Types of Alimony
The recent alimony law clarified the distinctions between the four types of alimony, but why does the type of alimony matter? It matters for a few reasons. The type of alimony explains the intent of the alimony, the duration of alimony, and whether or not the alimony is modifiable.
General Term Alimony: General term alimony is based on the duration of the marriage, and is modifiable upon a material change of circumstances. General term alimony can be suspended, reduced or terminated when the recipient spouse has maintained a common household with another person for at least three months. General term alimony generally terminates upon the payor attaining full retirement age.

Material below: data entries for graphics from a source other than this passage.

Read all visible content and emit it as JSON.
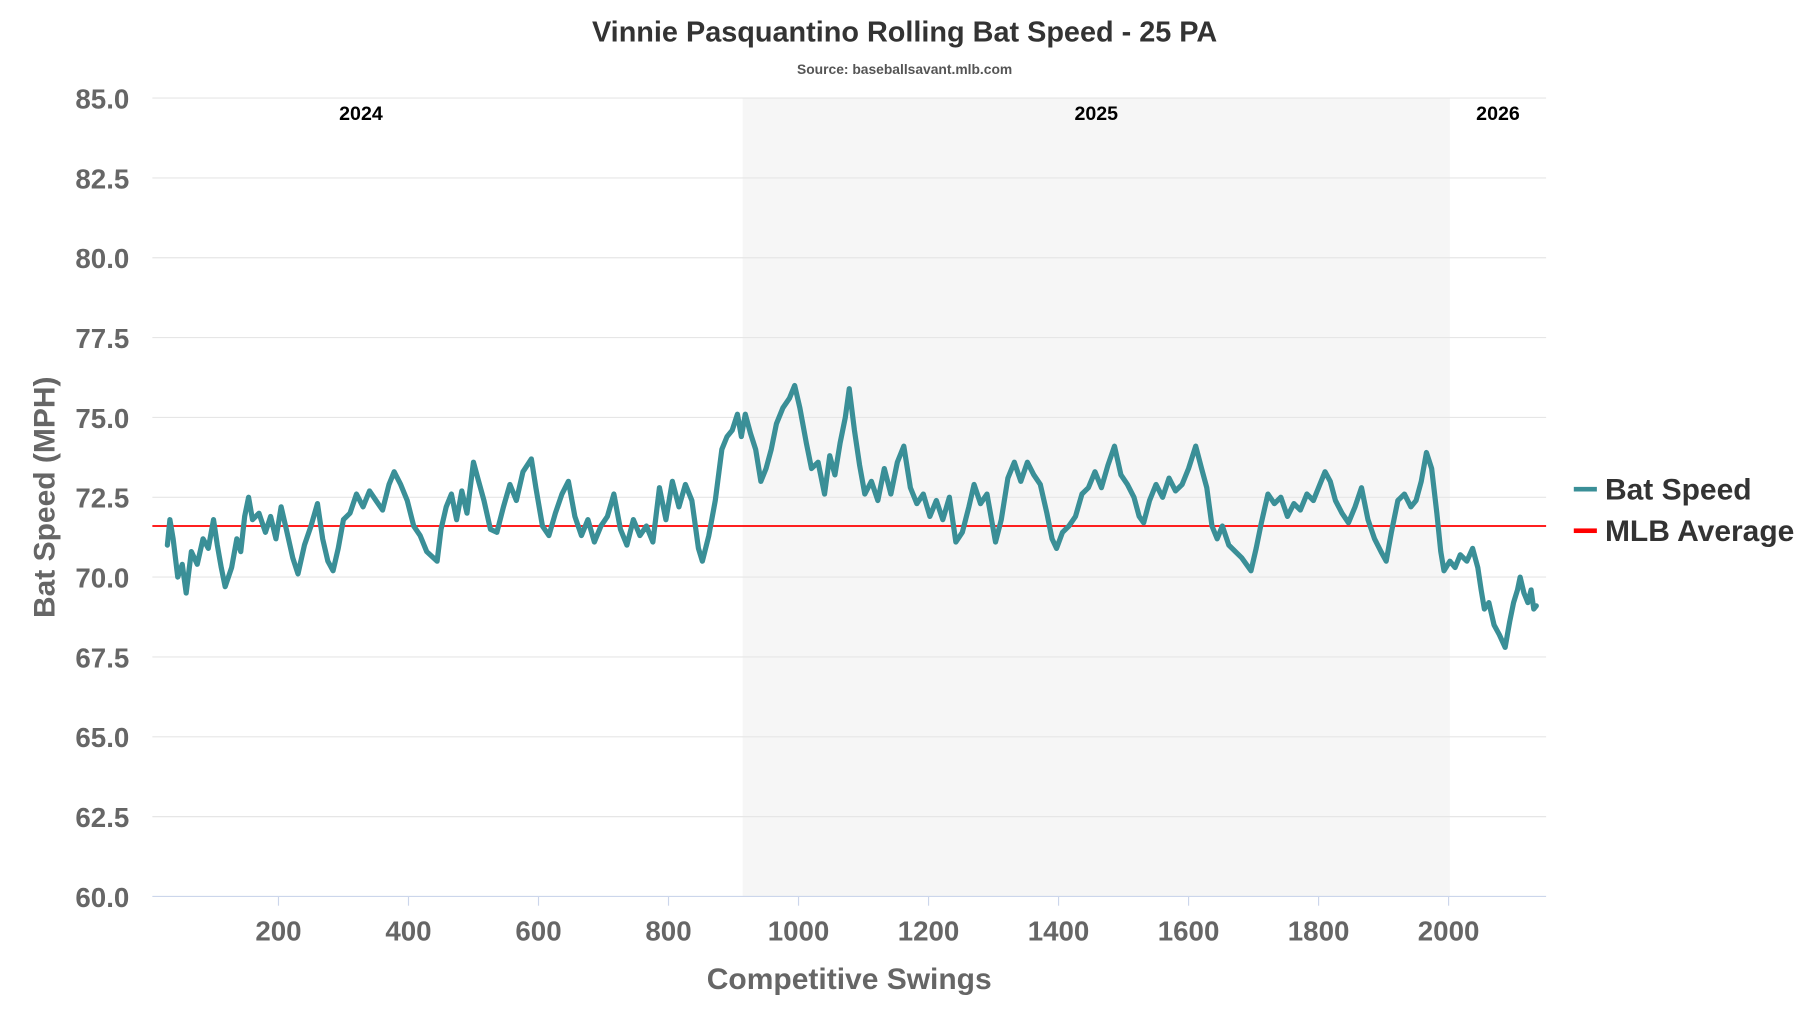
{
  "chart_data": {
    "type": "line",
    "title": "Vinnie Pasquantino Rolling Bat Speed - 25 PA",
    "subtitle": "Source: baseballsavant.mlb.com",
    "xlabel": "Competitive Swings",
    "ylabel": "Bat Speed (MPH)",
    "xlim": [
      6,
      2150
    ],
    "ylim": [
      60,
      85
    ],
    "xticks": [
      200,
      400,
      600,
      800,
      1000,
      1200,
      1400,
      1600,
      1800,
      2000
    ],
    "yticks": [
      "60.0",
      "62.5",
      "65.0",
      "67.5",
      "70.0",
      "72.5",
      "75.0",
      "77.5",
      "80.0",
      "82.5",
      "85.0"
    ],
    "grid": true,
    "legend_position": "right",
    "seasons": [
      {
        "label": "2024",
        "start": 6,
        "end": 914,
        "shaded": false
      },
      {
        "label": "2025",
        "start": 914,
        "end": 2002,
        "shaded": true
      },
      {
        "label": "2026",
        "start": 2002,
        "end": 2150,
        "shaded": false
      }
    ],
    "reference_line": {
      "name": "MLB Average",
      "value": 71.6,
      "color": "#ff0000"
    },
    "series": [
      {
        "name": "Bat Speed",
        "color": "#3a8f97",
        "points": [
          [
            29,
            71.0
          ],
          [
            33,
            71.8
          ],
          [
            38,
            71.2
          ],
          [
            45,
            70.0
          ],
          [
            52,
            70.4
          ],
          [
            58,
            69.5
          ],
          [
            66,
            70.8
          ],
          [
            75,
            70.4
          ],
          [
            84,
            71.2
          ],
          [
            92,
            70.9
          ],
          [
            100,
            71.8
          ],
          [
            106,
            71.0
          ],
          [
            112,
            70.3
          ],
          [
            118,
            69.7
          ],
          [
            128,
            70.3
          ],
          [
            136,
            71.2
          ],
          [
            142,
            70.8
          ],
          [
            148,
            71.9
          ],
          [
            154,
            72.5
          ],
          [
            160,
            71.8
          ],
          [
            170,
            72.0
          ],
          [
            180,
            71.4
          ],
          [
            188,
            71.9
          ],
          [
            196,
            71.2
          ],
          [
            204,
            72.2
          ],
          [
            212,
            71.5
          ],
          [
            222,
            70.6
          ],
          [
            230,
            70.1
          ],
          [
            240,
            71.0
          ],
          [
            250,
            71.6
          ],
          [
            260,
            72.3
          ],
          [
            268,
            71.2
          ],
          [
            276,
            70.5
          ],
          [
            284,
            70.2
          ],
          [
            292,
            70.9
          ],
          [
            300,
            71.8
          ],
          [
            310,
            72.0
          ],
          [
            320,
            72.6
          ],
          [
            330,
            72.2
          ],
          [
            340,
            72.7
          ],
          [
            350,
            72.4
          ],
          [
            360,
            72.1
          ],
          [
            370,
            72.9
          ],
          [
            378,
            73.3
          ],
          [
            388,
            72.9
          ],
          [
            398,
            72.4
          ],
          [
            408,
            71.6
          ],
          [
            418,
            71.3
          ],
          [
            428,
            70.8
          ],
          [
            444,
            70.5
          ],
          [
            450,
            71.5
          ],
          [
            458,
            72.2
          ],
          [
            466,
            72.6
          ],
          [
            474,
            71.8
          ],
          [
            482,
            72.7
          ],
          [
            490,
            72.0
          ],
          [
            500,
            73.6
          ],
          [
            508,
            73.0
          ],
          [
            516,
            72.4
          ],
          [
            526,
            71.5
          ],
          [
            536,
            71.4
          ],
          [
            546,
            72.2
          ],
          [
            556,
            72.9
          ],
          [
            566,
            72.4
          ],
          [
            576,
            73.3
          ],
          [
            589,
            73.7
          ],
          [
            596,
            72.8
          ],
          [
            606,
            71.6
          ],
          [
            616,
            71.3
          ],
          [
            626,
            72.0
          ],
          [
            636,
            72.6
          ],
          [
            646,
            73.0
          ],
          [
            656,
            71.9
          ],
          [
            666,
            71.3
          ],
          [
            676,
            71.8
          ],
          [
            686,
            71.1
          ],
          [
            696,
            71.6
          ],
          [
            706,
            71.9
          ],
          [
            716,
            72.6
          ],
          [
            726,
            71.5
          ],
          [
            736,
            71.0
          ],
          [
            746,
            71.8
          ],
          [
            756,
            71.3
          ],
          [
            766,
            71.6
          ],
          [
            776,
            71.1
          ],
          [
            786,
            72.8
          ],
          [
            796,
            71.8
          ],
          [
            806,
            73.0
          ],
          [
            816,
            72.2
          ],
          [
            826,
            72.9
          ],
          [
            836,
            72.4
          ],
          [
            846,
            70.9
          ],
          [
            852,
            70.5
          ],
          [
            862,
            71.3
          ],
          [
            872,
            72.4
          ],
          [
            882,
            74.0
          ],
          [
            890,
            74.4
          ],
          [
            898,
            74.6
          ],
          [
            906,
            75.1
          ],
          [
            912,
            74.4
          ],
          [
            918,
            75.1
          ],
          [
            926,
            74.5
          ],
          [
            934,
            74.0
          ],
          [
            942,
            73.0
          ],
          [
            950,
            73.4
          ],
          [
            958,
            74.0
          ],
          [
            966,
            74.8
          ],
          [
            976,
            75.3
          ],
          [
            986,
            75.6
          ],
          [
            994,
            76.0
          ],
          [
            1002,
            75.3
          ],
          [
            1012,
            74.2
          ],
          [
            1020,
            73.4
          ],
          [
            1030,
            73.6
          ],
          [
            1040,
            72.6
          ],
          [
            1048,
            73.8
          ],
          [
            1056,
            73.2
          ],
          [
            1064,
            74.2
          ],
          [
            1072,
            75.0
          ],
          [
            1078,
            75.9
          ],
          [
            1086,
            74.6
          ],
          [
            1094,
            73.5
          ],
          [
            1102,
            72.6
          ],
          [
            1112,
            73.0
          ],
          [
            1122,
            72.4
          ],
          [
            1132,
            73.4
          ],
          [
            1142,
            72.6
          ],
          [
            1152,
            73.6
          ],
          [
            1162,
            74.1
          ],
          [
            1172,
            72.8
          ],
          [
            1182,
            72.3
          ],
          [
            1192,
            72.6
          ],
          [
            1202,
            71.9
          ],
          [
            1212,
            72.4
          ],
          [
            1222,
            71.8
          ],
          [
            1232,
            72.5
          ],
          [
            1242,
            71.1
          ],
          [
            1252,
            71.4
          ],
          [
            1262,
            72.2
          ],
          [
            1270,
            72.9
          ],
          [
            1280,
            72.3
          ],
          [
            1290,
            72.6
          ],
          [
            1303,
            71.1
          ],
          [
            1312,
            71.8
          ],
          [
            1322,
            73.1
          ],
          [
            1332,
            73.6
          ],
          [
            1342,
            73.0
          ],
          [
            1352,
            73.6
          ],
          [
            1362,
            73.2
          ],
          [
            1372,
            72.9
          ],
          [
            1382,
            72.0
          ],
          [
            1390,
            71.2
          ],
          [
            1397,
            70.9
          ],
          [
            1406,
            71.4
          ],
          [
            1416,
            71.6
          ],
          [
            1426,
            71.9
          ],
          [
            1436,
            72.6
          ],
          [
            1446,
            72.8
          ],
          [
            1456,
            73.3
          ],
          [
            1466,
            72.8
          ],
          [
            1476,
            73.5
          ],
          [
            1486,
            74.1
          ],
          [
            1496,
            73.2
          ],
          [
            1506,
            72.9
          ],
          [
            1516,
            72.5
          ],
          [
            1524,
            71.9
          ],
          [
            1531,
            71.7
          ],
          [
            1540,
            72.4
          ],
          [
            1550,
            72.9
          ],
          [
            1560,
            72.5
          ],
          [
            1570,
            73.1
          ],
          [
            1580,
            72.7
          ],
          [
            1590,
            72.9
          ],
          [
            1600,
            73.4
          ],
          [
            1611,
            74.1
          ],
          [
            1620,
            73.4
          ],
          [
            1628,
            72.8
          ],
          [
            1636,
            71.6
          ],
          [
            1644,
            71.2
          ],
          [
            1652,
            71.6
          ],
          [
            1662,
            71.0
          ],
          [
            1672,
            70.8
          ],
          [
            1682,
            70.6
          ],
          [
            1696,
            70.2
          ],
          [
            1704,
            70.9
          ],
          [
            1712,
            71.7
          ],
          [
            1722,
            72.6
          ],
          [
            1732,
            72.3
          ],
          [
            1742,
            72.5
          ],
          [
            1752,
            71.9
          ],
          [
            1762,
            72.3
          ],
          [
            1772,
            72.1
          ],
          [
            1782,
            72.6
          ],
          [
            1792,
            72.4
          ],
          [
            1802,
            72.9
          ],
          [
            1810,
            73.3
          ],
          [
            1818,
            73.0
          ],
          [
            1826,
            72.4
          ],
          [
            1836,
            72.0
          ],
          [
            1846,
            71.7
          ],
          [
            1856,
            72.2
          ],
          [
            1866,
            72.8
          ],
          [
            1876,
            71.8
          ],
          [
            1886,
            71.2
          ],
          [
            1896,
            70.8
          ],
          [
            1904,
            70.5
          ],
          [
            1912,
            71.4
          ],
          [
            1922,
            72.4
          ],
          [
            1932,
            72.6
          ],
          [
            1942,
            72.2
          ],
          [
            1950,
            72.4
          ],
          [
            1958,
            73.0
          ],
          [
            1966,
            73.9
          ],
          [
            1974,
            73.4
          ],
          [
            1982,
            72.0
          ],
          [
            1988,
            70.8
          ],
          [
            1993,
            70.2
          ],
          [
            2002,
            70.5
          ],
          [
            2010,
            70.3
          ],
          [
            2018,
            70.7
          ],
          [
            2028,
            70.5
          ],
          [
            2037,
            70.9
          ],
          [
            2045,
            70.3
          ],
          [
            2050,
            69.6
          ],
          [
            2055,
            69.0
          ],
          [
            2062,
            69.2
          ],
          [
            2070,
            68.5
          ],
          [
            2078,
            68.2
          ],
          [
            2087,
            67.8
          ],
          [
            2094,
            68.6
          ],
          [
            2100,
            69.2
          ],
          [
            2106,
            69.6
          ],
          [
            2110,
            70.0
          ],
          [
            2116,
            69.5
          ],
          [
            2122,
            69.2
          ],
          [
            2127,
            69.6
          ],
          [
            2131,
            69.0
          ],
          [
            2135,
            69.1
          ]
        ]
      }
    ],
    "legend": [
      {
        "label": "Bat Speed",
        "color": "#3a8f97"
      },
      {
        "label": "MLB Average",
        "color": "#ff0000"
      }
    ]
  }
}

Rehabilitative Alimony: Rehabilitative alimony generally shall not be more than five years, although it can be extended if unforeseen events prevent the recipient spouse from becoming self-supporting at the end of the term. Rehabilitative alimony can also be modified within the five year rehabilitative period.
Reimbursement Alimony: Unlike the other forms of alimony, reimbursement alimony does not follow the traditional calculation where the alimony amount is one-third of the difference between payor and recipient’s incomes. Once ordered, reimbursement alimony shall not be modified.
Transitional Alimony: Transitional alimony shall not last longer than three years, and transitional alimony shall not be modified, extended, or replaced with another form of alimony.